J Am Heart Assoc 2022 Nov 16;e026428. Effect of Sex on Coronary Endothelial Dysfunction in People Living With HIV
Anum S Minhas, Thorsten M Leucker, Erin Goerlich, Alborz Soleimani-Fard, Michael Schär, Efthymios Ziogos, Eliza Miller, Gary Gerstenblith, Allison G Hays
Background: Impaired coronary endothelial function (CEF) predicts cardiovascular events and occurs in people living with HIV (PLWH). Women compared with men living with HIV have worse cardiovascular outcomes, but prior CEF studies included few women. The authors aimed to compare CEF in women with HIV versus without HIV, investigate sex differences in CEF and PCSK9 (proprotein convertase subtilisin/kexin type 9) (a proinflammatory biomarker), and evaluate whether increased serum levels of PCSK9 are associated with CEF in PLWH.
Methods and Results: Magnetic resonance imaging was performed to measure CEF (as percent change in coronary cross-sectional area and coronary blood flow during isometric handgrip exercise, an endothelial-dependent stressor) and serum PCSK9 levels were measured in 106 PLWH and 76 people without HIV. CEF was significantly reduced in women with versus without HIV (cross-sectional area change -0.5%±9.7 versus 9.5%±3.2, respectively). After adjustment for age, body mass index, and menopausal status, women with HIV still had reduced CEF (percentage of cross-sectional area: ß -8.3 [-13 to -3.6], P=0.001) compared with women without HIV. PCSK9 was elevated in women living with HIV versus without (306 ng/mL [200-412 ng/mL] versus 180 ng/mL [154-223 ng/mL], P<0.001), and no sex differences in either CEF or PCSK9 were detected in PLWH. Elevated PCSK9 was associated with impaired CEF in PLWH; however, no significant sex differences in the association were detected.

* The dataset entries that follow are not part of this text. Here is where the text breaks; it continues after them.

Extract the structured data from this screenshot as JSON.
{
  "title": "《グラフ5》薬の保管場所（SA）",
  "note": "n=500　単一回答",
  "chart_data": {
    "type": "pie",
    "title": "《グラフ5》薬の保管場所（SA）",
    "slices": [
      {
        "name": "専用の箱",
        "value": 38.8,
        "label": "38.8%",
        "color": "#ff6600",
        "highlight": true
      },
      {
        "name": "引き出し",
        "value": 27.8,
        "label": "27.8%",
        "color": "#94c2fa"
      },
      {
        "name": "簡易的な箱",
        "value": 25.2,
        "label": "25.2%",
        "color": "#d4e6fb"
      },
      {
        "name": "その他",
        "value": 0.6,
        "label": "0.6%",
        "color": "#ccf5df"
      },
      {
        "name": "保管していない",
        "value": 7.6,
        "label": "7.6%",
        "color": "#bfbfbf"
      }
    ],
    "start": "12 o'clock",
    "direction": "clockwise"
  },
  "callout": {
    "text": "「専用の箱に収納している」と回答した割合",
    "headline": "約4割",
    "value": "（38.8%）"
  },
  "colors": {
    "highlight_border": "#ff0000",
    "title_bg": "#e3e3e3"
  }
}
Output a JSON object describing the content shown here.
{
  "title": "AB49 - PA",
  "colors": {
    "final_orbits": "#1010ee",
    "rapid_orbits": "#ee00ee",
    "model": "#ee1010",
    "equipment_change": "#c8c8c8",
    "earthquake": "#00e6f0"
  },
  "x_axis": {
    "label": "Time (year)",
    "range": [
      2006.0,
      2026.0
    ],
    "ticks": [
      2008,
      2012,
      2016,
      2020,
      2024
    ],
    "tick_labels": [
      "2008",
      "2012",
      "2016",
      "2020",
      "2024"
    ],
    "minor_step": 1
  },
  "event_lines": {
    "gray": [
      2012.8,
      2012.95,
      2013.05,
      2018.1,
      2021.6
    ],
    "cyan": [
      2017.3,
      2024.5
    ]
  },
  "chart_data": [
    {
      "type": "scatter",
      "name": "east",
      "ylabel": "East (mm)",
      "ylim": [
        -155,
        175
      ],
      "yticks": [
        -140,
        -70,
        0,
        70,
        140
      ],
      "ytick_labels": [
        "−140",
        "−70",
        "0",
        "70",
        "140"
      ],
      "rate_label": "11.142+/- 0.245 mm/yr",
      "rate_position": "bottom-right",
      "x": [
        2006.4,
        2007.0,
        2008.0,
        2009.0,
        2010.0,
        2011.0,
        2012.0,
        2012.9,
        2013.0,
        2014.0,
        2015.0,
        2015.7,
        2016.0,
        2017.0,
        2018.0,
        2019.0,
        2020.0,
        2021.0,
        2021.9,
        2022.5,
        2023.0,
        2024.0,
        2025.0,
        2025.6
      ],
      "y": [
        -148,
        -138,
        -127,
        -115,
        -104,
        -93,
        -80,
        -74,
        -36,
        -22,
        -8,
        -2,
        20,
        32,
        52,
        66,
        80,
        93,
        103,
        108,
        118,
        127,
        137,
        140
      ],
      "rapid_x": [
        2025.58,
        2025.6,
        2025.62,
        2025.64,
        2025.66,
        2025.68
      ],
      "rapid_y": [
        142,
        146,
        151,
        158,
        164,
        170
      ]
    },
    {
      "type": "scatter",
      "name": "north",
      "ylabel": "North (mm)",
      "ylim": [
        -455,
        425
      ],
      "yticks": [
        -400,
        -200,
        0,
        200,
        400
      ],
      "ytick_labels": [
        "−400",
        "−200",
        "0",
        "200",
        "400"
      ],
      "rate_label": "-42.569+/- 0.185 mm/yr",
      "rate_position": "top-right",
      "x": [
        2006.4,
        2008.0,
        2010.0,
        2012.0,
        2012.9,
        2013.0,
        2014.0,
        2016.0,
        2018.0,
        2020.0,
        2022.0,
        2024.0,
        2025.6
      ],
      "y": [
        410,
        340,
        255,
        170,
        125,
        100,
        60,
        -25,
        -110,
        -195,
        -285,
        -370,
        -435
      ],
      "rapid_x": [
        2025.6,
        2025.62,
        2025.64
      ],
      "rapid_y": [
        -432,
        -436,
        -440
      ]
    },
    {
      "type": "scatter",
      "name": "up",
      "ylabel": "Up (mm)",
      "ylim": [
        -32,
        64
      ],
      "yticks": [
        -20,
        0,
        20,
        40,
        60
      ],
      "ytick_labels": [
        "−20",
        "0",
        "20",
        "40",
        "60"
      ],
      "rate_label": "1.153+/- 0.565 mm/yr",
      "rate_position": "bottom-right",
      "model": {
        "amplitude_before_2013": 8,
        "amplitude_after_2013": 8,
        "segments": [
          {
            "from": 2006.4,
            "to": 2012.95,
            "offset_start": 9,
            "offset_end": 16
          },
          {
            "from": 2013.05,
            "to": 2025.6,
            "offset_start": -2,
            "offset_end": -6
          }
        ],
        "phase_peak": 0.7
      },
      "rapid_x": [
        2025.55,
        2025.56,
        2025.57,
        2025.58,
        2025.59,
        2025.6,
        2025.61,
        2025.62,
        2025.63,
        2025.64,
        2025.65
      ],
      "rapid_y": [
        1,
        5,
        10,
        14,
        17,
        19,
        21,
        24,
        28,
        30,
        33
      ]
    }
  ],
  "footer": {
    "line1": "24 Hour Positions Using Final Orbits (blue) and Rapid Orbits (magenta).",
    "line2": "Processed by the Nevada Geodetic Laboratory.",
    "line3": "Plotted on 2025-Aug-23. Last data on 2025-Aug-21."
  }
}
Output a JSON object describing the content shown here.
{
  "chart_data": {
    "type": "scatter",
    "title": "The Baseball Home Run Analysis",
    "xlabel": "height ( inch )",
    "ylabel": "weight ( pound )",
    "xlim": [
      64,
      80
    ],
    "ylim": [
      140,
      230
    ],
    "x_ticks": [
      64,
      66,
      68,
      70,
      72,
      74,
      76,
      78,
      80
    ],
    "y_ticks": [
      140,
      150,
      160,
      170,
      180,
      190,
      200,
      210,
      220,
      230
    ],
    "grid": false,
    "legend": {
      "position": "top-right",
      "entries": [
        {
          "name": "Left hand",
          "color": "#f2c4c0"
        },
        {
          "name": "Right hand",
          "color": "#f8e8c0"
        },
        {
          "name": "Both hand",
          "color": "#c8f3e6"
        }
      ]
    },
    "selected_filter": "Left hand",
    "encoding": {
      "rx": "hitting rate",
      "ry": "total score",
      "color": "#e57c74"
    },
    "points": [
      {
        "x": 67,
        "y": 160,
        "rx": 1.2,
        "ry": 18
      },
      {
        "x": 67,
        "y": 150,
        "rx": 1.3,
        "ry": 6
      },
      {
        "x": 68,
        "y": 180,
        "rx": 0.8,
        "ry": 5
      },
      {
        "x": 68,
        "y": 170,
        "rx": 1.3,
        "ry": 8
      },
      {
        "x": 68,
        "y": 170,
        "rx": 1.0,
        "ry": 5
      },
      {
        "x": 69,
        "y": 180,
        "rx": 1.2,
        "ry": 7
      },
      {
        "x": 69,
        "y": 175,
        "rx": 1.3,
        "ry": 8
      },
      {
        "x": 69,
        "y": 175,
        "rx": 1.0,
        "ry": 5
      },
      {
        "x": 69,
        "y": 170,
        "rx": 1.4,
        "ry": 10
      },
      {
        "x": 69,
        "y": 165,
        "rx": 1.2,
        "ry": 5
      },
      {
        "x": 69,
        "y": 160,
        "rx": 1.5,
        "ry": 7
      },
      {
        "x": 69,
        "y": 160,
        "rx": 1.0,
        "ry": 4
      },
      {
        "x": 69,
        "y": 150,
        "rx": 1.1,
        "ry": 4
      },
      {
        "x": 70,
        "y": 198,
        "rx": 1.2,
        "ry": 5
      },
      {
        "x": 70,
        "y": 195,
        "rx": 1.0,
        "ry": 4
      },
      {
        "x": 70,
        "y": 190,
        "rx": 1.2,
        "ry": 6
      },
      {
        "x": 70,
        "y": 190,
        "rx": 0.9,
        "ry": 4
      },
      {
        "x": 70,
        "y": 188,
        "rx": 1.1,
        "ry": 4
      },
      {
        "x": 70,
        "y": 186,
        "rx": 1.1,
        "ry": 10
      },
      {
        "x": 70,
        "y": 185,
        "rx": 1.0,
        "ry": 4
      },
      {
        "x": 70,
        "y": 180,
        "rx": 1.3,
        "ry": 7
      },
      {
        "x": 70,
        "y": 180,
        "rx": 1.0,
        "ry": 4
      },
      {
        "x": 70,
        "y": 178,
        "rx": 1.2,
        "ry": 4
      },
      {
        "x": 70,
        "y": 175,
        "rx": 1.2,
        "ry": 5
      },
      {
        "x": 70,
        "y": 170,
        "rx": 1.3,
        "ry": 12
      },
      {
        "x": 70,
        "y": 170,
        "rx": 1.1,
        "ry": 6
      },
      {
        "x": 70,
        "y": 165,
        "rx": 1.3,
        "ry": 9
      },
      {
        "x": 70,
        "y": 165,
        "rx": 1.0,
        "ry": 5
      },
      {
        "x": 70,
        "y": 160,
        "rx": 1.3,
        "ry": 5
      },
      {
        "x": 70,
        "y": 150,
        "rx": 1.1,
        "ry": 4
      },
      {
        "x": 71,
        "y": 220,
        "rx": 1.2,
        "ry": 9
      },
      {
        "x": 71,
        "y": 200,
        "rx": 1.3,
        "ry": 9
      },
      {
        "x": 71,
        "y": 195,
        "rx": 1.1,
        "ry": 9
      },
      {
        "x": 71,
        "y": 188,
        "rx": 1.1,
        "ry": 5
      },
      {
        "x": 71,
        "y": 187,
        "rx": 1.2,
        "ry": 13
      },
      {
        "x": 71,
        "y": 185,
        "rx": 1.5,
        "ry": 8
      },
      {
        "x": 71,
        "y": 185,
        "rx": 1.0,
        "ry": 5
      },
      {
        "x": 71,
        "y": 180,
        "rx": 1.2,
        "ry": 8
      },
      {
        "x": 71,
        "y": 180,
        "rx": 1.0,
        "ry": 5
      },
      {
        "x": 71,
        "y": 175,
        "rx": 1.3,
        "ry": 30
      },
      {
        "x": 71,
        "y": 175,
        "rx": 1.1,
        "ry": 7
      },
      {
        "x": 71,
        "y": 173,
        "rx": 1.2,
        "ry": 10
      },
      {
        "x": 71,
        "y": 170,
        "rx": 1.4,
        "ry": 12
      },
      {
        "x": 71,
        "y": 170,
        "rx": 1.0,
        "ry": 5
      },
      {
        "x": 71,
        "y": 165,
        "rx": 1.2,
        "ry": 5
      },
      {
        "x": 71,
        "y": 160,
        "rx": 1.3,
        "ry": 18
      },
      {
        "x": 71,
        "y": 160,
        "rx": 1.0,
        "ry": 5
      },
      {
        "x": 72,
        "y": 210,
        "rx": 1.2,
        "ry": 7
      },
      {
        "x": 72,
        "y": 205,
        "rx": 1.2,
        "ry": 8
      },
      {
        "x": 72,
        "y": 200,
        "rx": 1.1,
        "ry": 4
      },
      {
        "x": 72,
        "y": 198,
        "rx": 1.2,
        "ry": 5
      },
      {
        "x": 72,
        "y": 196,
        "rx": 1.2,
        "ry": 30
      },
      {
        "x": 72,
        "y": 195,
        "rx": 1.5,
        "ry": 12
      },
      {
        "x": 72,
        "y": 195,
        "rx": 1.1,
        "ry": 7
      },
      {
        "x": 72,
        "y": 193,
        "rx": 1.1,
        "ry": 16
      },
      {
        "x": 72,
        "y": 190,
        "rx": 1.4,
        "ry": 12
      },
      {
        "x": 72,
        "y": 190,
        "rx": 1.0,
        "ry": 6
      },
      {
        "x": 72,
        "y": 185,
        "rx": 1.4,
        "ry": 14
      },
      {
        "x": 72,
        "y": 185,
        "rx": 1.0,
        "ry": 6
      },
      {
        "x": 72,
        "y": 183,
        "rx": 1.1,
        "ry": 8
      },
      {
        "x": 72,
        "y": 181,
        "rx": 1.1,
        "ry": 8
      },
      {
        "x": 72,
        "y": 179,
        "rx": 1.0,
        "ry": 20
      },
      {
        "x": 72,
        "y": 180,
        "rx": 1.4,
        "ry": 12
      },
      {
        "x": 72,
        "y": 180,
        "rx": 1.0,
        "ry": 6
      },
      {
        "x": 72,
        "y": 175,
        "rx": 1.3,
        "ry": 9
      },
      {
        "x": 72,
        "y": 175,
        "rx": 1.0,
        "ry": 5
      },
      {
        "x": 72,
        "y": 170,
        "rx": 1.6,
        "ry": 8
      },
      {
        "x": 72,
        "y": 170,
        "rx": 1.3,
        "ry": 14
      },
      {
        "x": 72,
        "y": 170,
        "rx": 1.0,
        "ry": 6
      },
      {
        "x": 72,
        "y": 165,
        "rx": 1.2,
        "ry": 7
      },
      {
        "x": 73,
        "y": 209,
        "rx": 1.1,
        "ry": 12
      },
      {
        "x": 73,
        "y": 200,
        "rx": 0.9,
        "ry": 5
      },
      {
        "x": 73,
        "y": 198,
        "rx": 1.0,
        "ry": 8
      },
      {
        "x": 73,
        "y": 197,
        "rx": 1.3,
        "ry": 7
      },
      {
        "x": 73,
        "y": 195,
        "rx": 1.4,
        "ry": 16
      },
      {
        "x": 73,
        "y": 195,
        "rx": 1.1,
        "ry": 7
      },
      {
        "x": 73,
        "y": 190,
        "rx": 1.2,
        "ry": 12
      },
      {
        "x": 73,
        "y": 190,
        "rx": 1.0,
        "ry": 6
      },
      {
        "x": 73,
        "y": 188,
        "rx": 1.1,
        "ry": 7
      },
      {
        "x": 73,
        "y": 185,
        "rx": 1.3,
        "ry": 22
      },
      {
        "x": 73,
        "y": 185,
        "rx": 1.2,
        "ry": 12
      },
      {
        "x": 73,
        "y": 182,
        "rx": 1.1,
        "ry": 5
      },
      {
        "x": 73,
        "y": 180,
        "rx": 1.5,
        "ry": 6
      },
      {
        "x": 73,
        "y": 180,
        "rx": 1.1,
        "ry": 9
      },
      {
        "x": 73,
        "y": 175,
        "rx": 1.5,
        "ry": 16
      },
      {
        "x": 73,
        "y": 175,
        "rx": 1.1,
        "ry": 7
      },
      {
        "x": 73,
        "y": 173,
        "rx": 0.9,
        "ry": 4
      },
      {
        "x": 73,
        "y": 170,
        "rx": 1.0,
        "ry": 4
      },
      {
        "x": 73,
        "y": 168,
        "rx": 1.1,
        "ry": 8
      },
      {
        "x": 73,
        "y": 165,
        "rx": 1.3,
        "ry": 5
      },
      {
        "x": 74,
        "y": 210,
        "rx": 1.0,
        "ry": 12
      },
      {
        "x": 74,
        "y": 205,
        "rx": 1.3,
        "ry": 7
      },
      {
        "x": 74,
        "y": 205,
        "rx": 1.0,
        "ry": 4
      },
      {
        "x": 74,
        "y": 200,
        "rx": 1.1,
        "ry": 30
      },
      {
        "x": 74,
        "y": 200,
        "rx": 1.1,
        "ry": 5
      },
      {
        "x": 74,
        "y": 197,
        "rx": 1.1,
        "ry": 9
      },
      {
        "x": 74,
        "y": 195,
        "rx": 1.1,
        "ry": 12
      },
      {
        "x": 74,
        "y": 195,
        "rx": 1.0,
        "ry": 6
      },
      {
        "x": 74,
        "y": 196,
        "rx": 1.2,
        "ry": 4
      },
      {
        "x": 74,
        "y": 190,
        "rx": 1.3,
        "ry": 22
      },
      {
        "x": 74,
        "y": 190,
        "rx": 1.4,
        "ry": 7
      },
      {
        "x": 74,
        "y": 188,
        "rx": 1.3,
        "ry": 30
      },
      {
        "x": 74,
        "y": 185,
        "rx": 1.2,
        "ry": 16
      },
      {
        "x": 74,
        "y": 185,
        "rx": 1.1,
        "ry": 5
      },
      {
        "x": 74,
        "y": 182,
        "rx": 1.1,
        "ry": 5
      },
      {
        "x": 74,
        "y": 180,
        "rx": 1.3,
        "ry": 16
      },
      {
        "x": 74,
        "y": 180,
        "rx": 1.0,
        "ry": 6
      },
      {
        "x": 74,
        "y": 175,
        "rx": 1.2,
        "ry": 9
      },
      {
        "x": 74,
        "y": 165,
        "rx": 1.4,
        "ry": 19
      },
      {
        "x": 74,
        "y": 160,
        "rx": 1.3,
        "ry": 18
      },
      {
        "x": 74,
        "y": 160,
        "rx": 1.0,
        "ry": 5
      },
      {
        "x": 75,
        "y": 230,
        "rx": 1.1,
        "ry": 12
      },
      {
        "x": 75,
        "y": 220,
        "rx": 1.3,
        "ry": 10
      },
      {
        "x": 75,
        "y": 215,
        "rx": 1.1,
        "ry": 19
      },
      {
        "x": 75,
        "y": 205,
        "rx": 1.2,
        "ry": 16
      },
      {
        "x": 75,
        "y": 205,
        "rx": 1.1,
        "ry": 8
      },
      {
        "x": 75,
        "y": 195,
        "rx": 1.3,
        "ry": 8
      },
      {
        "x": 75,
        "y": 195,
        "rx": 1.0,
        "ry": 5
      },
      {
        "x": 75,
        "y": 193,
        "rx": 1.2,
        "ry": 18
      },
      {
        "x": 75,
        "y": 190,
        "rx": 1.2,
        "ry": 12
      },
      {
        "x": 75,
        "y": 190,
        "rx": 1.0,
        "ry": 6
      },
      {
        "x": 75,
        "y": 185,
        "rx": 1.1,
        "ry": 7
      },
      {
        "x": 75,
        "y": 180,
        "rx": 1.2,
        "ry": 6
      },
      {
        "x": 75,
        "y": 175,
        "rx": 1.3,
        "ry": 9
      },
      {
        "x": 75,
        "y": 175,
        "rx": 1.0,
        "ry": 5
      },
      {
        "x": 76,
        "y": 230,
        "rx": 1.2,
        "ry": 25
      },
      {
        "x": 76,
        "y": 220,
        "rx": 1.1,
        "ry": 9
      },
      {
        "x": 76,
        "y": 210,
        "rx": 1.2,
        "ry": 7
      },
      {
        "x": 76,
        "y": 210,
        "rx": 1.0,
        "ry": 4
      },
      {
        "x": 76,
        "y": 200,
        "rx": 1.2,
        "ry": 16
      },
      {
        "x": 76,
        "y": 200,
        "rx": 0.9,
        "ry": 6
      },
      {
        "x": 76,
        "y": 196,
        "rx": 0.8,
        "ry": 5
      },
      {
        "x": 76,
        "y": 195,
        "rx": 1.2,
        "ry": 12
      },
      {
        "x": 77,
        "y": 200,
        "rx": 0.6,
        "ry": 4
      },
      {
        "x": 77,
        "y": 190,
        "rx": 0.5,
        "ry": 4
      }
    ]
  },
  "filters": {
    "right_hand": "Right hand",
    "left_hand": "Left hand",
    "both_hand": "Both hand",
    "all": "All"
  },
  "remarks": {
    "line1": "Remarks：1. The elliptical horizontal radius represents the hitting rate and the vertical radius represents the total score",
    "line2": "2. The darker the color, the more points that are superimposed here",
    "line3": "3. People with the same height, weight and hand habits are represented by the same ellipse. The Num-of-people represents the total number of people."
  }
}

Conclusions: Among PLWH, coronary endothelial dysfunction is present in women and comparable to men. PCSK9 is higher in women with versus without HIV and a significant inverse relationship between PCSK9 and CEF was shown. Future studies should determine whether PLWH would benefit from interventions to improve endothelial function. Keywords: HIV; coronary endothelial function; women.